Behind The Glasses

Dyah Ayu Anggara
Chapter #4

Kambing Hitam

Kenzie menobatkan Hari Batik Nasional sebagai hari kesukaannya. Karena mereka pergi ke sekolah hanya untuk membaca bersama, kegiatan agama masing-masing, dan acara pensi. Pagi-pagi sekali Kenzie datang ke kelas sebelah. XII IPA 1. Kelas Adel dan Icha. Pagi ini setelah setiap group chat kelas di Whatsapp mendapat foto-foto pemakaman Bu Susi, Adel bilang ia butuh Kenzie dan Icha untuk menjawab keingintahuannya. Evi bilang jangan mulai interogasi sebelum ia datang.

“Kenken!”

Kenzie yang baru saja menginjak ambang pintu kelas Adel terlonjak dan menoleh ke belakang. “Vivi!” balasnya lalu menyambut pelukan bersahabat dari Evi. Pulang sekolah kemarin Evi yang seorang fans fanatik K-pop senang bukan kepalang saat Kenzie bercerita tentang album terbaru dari girlband asal negara ginseng yang sudah go international itu. Jadilah keduanya sudah seperti kakak beradik yang sudah lama terpisah dan kembali lagi. Keduanya pun memutuskan melanjutkan obrolan mereka di dalam dimana Adel sedang bicara penuh keseriusan dengan Icha yang menyahutinya kelewat santai.

“Oke, sekarang giliran Kenzie!” Adel mengubah posisi duduknya menjadi menghadap Kenzie yang baru saja duduk di kursi barisan sebelahnya. Evi berdecak kesal karena pembicaraan outfits Blackpink di ‘Lovesick Girls’ terputus oleh kegigihan Adel dalam memecahkan kasus Bu Susi. Kenzie melempar pandangan menghibur pada Evi sebelum mengangguk tegas pada Adel, “lo mau tanya soal apa?”

“Apa yang lo lihat waktu melewati kelas ini?”

Kenzie reflek menjawab cepat dan frontal sampai Evi terlonjak dari duduknya, “Ben menjilat tangan Bu Susi di sana!” jari telunjuknya mengarah pada meja guru. Adel melirik Icha yang mengangguk singkat dan menimpali jawaban Kenzie, “Benedict dan Bu Susi duduk berhadapan.”

“Bisa jelaskan lebih spesifik apa yang lo lihat saat itu?” tanya Adel, lagi. Wajah Kenzie tampak mengeruh dan ia sempat mengusap lengannya risih bila disuruh mengingat lebih detail bagaimana Benedict menjilat tangan Bu Susi.

“Apa Ben terlihat menjilat dengan … pandangan atau senyum sensual? You know, like pervert?” pertanyaan itu sedikit mengagetkan Kenzie dan ia langsung menggeleng seraya berkata pelan, “Teman lo itu … kayak melamun sebentar dulu, sambil lihat ke arah tangan Bu Susi, tiba-tiba ia langsung jilat dan Icha muncul dari belakang punggung gue”.
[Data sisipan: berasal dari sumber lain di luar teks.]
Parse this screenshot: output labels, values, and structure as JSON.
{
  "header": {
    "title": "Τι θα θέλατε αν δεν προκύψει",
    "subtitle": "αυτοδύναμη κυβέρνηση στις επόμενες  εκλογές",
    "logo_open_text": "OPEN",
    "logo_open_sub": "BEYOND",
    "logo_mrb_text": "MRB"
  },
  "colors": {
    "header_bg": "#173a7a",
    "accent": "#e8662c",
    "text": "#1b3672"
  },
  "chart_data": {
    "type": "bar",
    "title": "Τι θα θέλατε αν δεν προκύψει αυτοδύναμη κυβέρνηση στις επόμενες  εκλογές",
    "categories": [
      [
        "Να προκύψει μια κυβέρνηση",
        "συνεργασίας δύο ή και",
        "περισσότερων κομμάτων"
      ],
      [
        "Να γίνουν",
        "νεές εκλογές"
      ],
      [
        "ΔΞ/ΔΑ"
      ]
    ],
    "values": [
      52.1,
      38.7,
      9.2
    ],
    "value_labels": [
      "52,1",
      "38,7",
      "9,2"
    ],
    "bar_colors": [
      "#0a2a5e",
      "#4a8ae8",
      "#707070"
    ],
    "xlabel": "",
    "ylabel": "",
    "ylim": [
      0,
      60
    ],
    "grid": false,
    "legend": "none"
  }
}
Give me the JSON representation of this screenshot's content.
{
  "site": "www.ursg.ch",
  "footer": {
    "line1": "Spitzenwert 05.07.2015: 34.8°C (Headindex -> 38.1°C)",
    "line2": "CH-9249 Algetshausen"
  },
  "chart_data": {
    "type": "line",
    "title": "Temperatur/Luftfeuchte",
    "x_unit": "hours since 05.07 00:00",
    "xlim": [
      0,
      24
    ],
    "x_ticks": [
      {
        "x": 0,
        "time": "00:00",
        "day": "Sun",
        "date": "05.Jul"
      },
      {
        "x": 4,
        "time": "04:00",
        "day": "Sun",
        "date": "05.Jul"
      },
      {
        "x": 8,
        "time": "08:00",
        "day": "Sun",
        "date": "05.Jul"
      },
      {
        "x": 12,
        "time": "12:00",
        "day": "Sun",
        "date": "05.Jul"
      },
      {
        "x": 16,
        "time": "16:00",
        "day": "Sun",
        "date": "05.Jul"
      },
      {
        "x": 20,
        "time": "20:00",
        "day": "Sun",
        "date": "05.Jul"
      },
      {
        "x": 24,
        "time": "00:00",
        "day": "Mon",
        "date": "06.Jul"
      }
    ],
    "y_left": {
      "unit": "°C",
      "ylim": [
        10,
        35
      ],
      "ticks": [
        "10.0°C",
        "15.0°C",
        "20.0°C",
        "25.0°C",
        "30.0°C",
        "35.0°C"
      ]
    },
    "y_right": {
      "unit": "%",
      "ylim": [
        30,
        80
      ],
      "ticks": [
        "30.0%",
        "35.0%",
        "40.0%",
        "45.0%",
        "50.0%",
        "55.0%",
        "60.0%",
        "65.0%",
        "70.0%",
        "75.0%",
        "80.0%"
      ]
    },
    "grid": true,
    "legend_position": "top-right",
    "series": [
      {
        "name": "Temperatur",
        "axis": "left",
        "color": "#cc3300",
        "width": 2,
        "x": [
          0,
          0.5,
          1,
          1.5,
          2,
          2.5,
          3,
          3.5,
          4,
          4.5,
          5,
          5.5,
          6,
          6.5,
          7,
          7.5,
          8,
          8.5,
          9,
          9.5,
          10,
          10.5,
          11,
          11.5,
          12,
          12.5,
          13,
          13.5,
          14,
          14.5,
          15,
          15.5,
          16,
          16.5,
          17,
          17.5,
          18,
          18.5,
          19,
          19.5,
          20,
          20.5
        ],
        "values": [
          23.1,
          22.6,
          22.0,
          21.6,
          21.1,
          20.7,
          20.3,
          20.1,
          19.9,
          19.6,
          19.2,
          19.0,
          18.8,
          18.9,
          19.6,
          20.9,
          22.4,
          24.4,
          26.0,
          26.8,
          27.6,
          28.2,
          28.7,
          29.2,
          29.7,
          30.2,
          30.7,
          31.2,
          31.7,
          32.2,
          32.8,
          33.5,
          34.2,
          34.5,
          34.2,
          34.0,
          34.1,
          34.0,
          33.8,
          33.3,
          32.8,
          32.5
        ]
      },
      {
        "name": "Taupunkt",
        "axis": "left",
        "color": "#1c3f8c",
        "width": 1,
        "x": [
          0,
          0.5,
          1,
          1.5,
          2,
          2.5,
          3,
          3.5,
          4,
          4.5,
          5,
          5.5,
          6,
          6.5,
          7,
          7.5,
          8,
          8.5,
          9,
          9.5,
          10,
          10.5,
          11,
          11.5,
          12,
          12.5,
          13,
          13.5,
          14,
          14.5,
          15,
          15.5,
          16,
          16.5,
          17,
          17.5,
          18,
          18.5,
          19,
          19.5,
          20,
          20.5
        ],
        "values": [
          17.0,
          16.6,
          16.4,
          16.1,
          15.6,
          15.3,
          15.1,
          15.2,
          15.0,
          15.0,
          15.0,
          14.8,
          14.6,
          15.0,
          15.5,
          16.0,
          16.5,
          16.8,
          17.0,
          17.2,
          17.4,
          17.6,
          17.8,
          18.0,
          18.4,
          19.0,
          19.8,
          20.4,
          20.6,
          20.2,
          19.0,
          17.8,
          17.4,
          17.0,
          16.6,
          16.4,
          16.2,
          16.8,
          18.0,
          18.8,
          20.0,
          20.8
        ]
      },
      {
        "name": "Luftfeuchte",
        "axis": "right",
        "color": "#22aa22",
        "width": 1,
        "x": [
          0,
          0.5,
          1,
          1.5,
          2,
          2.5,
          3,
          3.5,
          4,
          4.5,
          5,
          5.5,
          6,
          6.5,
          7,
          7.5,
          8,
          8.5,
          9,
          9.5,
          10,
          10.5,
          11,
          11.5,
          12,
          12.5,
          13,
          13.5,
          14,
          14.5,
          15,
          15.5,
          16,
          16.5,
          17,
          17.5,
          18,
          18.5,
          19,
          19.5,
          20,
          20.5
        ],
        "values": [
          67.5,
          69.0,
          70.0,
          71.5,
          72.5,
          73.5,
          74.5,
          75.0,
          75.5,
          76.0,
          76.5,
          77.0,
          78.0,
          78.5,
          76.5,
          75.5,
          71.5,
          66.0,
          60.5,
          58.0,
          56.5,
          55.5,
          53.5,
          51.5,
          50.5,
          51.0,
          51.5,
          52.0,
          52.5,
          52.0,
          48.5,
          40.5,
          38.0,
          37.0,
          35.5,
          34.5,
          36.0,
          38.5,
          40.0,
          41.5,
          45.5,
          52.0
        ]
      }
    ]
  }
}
“Langusng dijilat aja gitu?” suara Evi terdengar sangat penasaran setelah terperangah beberapa detik. “Iya, vi” jawab Kenzie, yakin. “Bagaimana reaksi beliau?” Adel sedikit memelankan suaranya supaya dua siswa yang baru saja datang dan duduk di depan mereka tidak mendengar. “Beliau senyum gitu, kayaknya … mereka pacaran” ucap Kenzie meski tidak terdengar yakin ketika mengatakan frasa terakhir. “Si Benben nggak ngomong apa pun? Kayak godain Bu Susi git---“

“Ehem!” Icha berdeham sambil mengedipkan matanya tiga kali ke arah pintu kelas. Evi memutar kepalanya sebesar 45 derajat sebelum akhirnya memandang lurus lagi dengan wajah salah tingkah. Benedict baru saja memasuki kelas dengan kedua tangan memegangi kedua tali ranselnya dan kedua mata yang selalu memandang awas sekelilingnya.

“Pagi, Ben!” sapa Evi riang. Yang disapa terlihat kaget namun sedetik kemudia ia tersenyum malu-malu sebelum menjawab ceria, “Pagi juga!”. Ketiga siswi itu langsung saling berdikusi untuk membicarakan dimana tempat yang sekiranya bisa dipakai untuk keamanan ‘rapat’ mereka. Sedangkan Kenzie belum bisa melepas tatapan penuh selidiknya pada Benedict yang sekarang duduk dua kursi di belakangnya. Benedict menangkap tatapan Kenzie lantas melambaikan sebelah tangannya sambil tersenyum pepsodent. Kenzie berdecih lantas membuang wajah tanpa berniat membalas sapaan cowok itu. ‘Kayak lihat masa lalu’ batin Kenzie murung.